-1

If dataset have multiple categorical values then do we need to perform OneHotEncoding on all of the categorical data, and then how to remove problem of dummy variable.

  • It's not clear what you're asking for. Yes, you can one-hot encode all of your categorical variables, what is the _problem of dummy variable_? – G. Anderson Jun 12 '19 at 18:12
  • please see stackoverflow's guideline for asking a proper question. https://stackoverflow.com/help/how-to-ask – Julian Silvestri Jun 12 '19 at 19:04

1 Answers1

0

It it not clear from your question what you are trying to achieve. Typically in machine learning you could do one-hot encoding or label encoding, but you need to encode categorical values before passing it to modeling.
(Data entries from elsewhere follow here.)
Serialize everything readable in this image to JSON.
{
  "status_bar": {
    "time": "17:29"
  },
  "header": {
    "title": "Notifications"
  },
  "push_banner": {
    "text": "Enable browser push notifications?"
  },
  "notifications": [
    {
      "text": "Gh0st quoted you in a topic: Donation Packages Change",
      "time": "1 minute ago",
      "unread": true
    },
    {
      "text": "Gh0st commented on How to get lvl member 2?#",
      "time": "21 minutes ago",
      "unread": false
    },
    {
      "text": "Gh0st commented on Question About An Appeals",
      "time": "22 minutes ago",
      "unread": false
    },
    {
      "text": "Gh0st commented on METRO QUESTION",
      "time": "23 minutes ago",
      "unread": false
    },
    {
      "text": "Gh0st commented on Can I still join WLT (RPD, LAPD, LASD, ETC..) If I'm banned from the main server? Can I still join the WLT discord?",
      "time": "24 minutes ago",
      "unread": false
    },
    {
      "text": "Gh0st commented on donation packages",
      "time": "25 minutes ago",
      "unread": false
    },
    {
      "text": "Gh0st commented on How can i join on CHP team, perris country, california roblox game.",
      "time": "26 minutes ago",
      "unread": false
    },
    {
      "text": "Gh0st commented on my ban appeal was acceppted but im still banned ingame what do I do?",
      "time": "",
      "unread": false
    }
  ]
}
IMO, Label encoding is simpler and can help in classical regressions/classifications and Onehot encoding can be used when you are planning to apply deeplearning. More discussion at : https://datascience.stackexchange.com/questions/9443/when-to-use-one-hot-encoding-vs-labelencoder-vs-dictvectorizor

Having said that you could do label encoding like this:

from sklearn.preprocessing import LabelEncoder
le = LabelEncoder()
numeric_cols = model_data_df._get_numeric_data().columns
for col in list(set(model_data_df.columns) - set(numeric_cols)):
        model_data_df[col] = le.fit_transform(model_data_df[col].astype(str))
rlpatrao
  • 565
  • 1
  • 8
  • 15